Mistake #1 - Decided to use a stone instead a belt sander. Because technology is cheating... Now 3 hours of my life gone. Still not done.

Mistake #2 - Fingers too close to the stone. Middle fingers now free of incriminating fingerprints.

Mistake #3 - Not maintaining the stone for flatness half way through. Now stones double as cereal bowl. 

My angles are still cool though.

Any lessons you guys care to pass on?


----------



## G-rat (May 17, 2012)

Band aids will clog up your stones... Lol been there recently


----------



## WildBoar (May 17, 2012)

W/ no fingerprints, it's a great time to rob a bank. Use some of the $ to buy your mom a new knife. :cool2:

What stone are you using for this?


----------



## Still-edo (May 17, 2012)

Please don't laugh... too hard...

I think that was lesson #4. I used a really course Norton bench stone. Figured bigger bite = faster thinning... But ended up spending quite some time polishing down the gouges. (really carefully because both middle fingers were hamburger by then lol)
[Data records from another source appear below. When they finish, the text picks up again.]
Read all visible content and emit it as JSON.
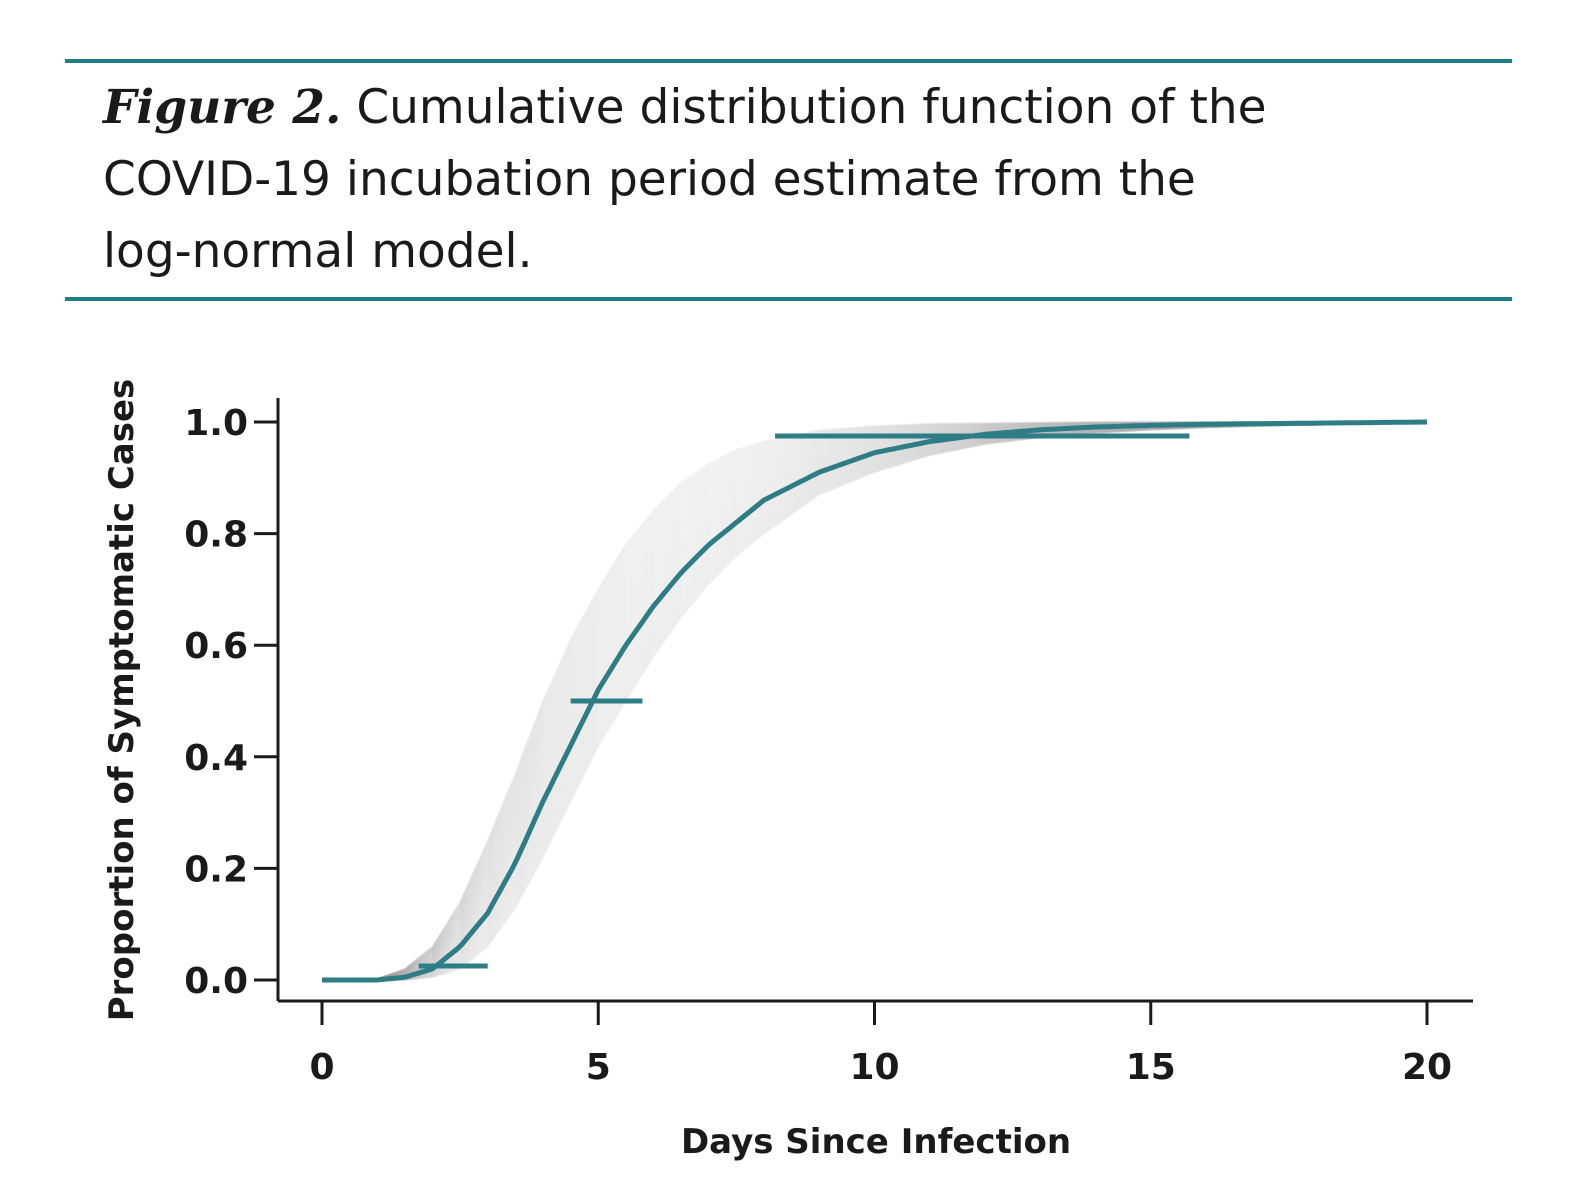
{
  "caption": {
    "label": "Figure 2.",
    "text_line1": "Cumulative distribution function of the",
    "text_line2": "COVID-19 incubation period estimate from the",
    "text_line3": "log-normal model."
  },
  "colors": {
    "accent": "#2e7d86",
    "rule": "#1f7f86",
    "uncertainty_curves": "#9a9a9a",
    "axis": "#1a1a1a"
  },
  "chart_data": {
    "type": "line",
    "xlabel": "Days Since Infection",
    "ylabel": "Proportion of Symptomatic Cases",
    "xlim": [
      0,
      20
    ],
    "ylim": [
      0,
      1.0
    ],
    "xticks": [
      0,
      5,
      10,
      15,
      20
    ],
    "xtick_labels": [
      "0",
      "5",
      "10",
      "15",
      "20"
    ],
    "yticks": [
      0.0,
      0.2,
      0.4,
      0.6,
      0.8,
      1.0
    ],
    "ytick_labels": [
      "0.0",
      "0.2",
      "0.4",
      "0.6",
      "0.8",
      "1.0"
    ],
    "grid": false,
    "series": [
      {
        "x": [
          0,
          1,
          1.5,
          2,
          2.5,
          3,
          3.5,
          4,
          4.5,
          5,
          5.5,
          6,
          6.5,
          7,
          7.5,
          8,
          9,
          10,
          11,
          12,
          13,
          14,
          15,
          16,
          17,
          18,
          19,
          20
        ],
        "values": [
          0.0,
          0.0,
          0.005,
          0.02,
          0.06,
          0.12,
          0.21,
          0.32,
          0.42,
          0.52,
          0.6,
          0.67,
          0.73,
          0.78,
          0.82,
          0.86,
          0.91,
          0.945,
          0.965,
          0.978,
          0.986,
          0.991,
          0.994,
          0.996,
          0.997,
          0.998,
          0.999,
          1.0
        ]
      }
    ],
    "uncertainty_band": {
      "description_count": 100,
      "lower": [
        0,
        0,
        0.0,
        0.005,
        0.02,
        0.06,
        0.13,
        0.22,
        0.32,
        0.42,
        0.5,
        0.58,
        0.65,
        0.71,
        0.76,
        0.8,
        0.87,
        0.91,
        0.94,
        0.96,
        0.972,
        0.98,
        0.986,
        0.99,
        0.993,
        0.995,
        0.997,
        0.998
      ],
      "upper": [
        0,
        0.002,
        0.02,
        0.06,
        0.14,
        0.25,
        0.37,
        0.5,
        0.61,
        0.7,
        0.78,
        0.84,
        0.89,
        0.925,
        0.95,
        0.965,
        0.985,
        0.993,
        0.997,
        0.998,
        0.999,
        1.0,
        1.0,
        1.0,
        1.0,
        1.0,
        1.0,
        1.0
      ]
    },
    "interval_markers": [
      {
        "y": 0.025,
        "x_start": 1.75,
        "x_end": 3.0
      },
      {
        "y": 0.5,
        "x_start": 4.5,
        "x_end": 5.8
      },
      {
        "y": 0.975,
        "x_start": 8.2,
        "x_end": 15.7
      }
    ]
  }
}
But whew! New respect for the hardness of carbon knives. As cheap as these knives are, they don't grind easy for nothing!


----------



## sachem allison (May 17, 2012)

does she know that you are messing with her knife? she may be happy with its profile an you may get in trouble. it has happened to me before.


----------



## Crothcipt (May 17, 2012)

Oh no what did I get my self into. My boss game me his forschners to sharpen. His scimitar has a huge chunck taken out of it. I'm just hoping that it's not carbon.


----------



## tk59 (May 17, 2012)

I would add that there is no such thing as "too late to quit." People have a tendency to keep at stuff if they've already invested a lot in it. Then again, this is how you build muscle memory, lol. I did it with an A-type and a 1k SS.


----------



## cwrightthruya (May 17, 2012)

Aside from, "Don't let your wife find out you bought a bunch of new stones without her knowledge"? 
I would say my biggest lesson came when I first started sharpening. It was then that I used nitrile gloves to protect my hands from getting dry and grit embedded. This worked out pretty well until I gained some skill and took the knife to my finisher. This is where things went down hill quite rapidly, as it pulled my glove and consequently my finger under the knife. It cost me 5 stitches and a bit of blood loss (luckily I'm a pro when it comes to stitches). Now I dont sharpen with gloves. Things go much better....


----------



## Heath Besch (May 17, 2012)

Tried the same thing once (with shockingly similar results). Then I discovered the power of the draw file technique. Accomplishes the same result but saves your fingers and stones. If I have to thin a knife now that is what I prefer over a belt grinder if the blade has already been heat treated. Good luck on the skin grafts!


----------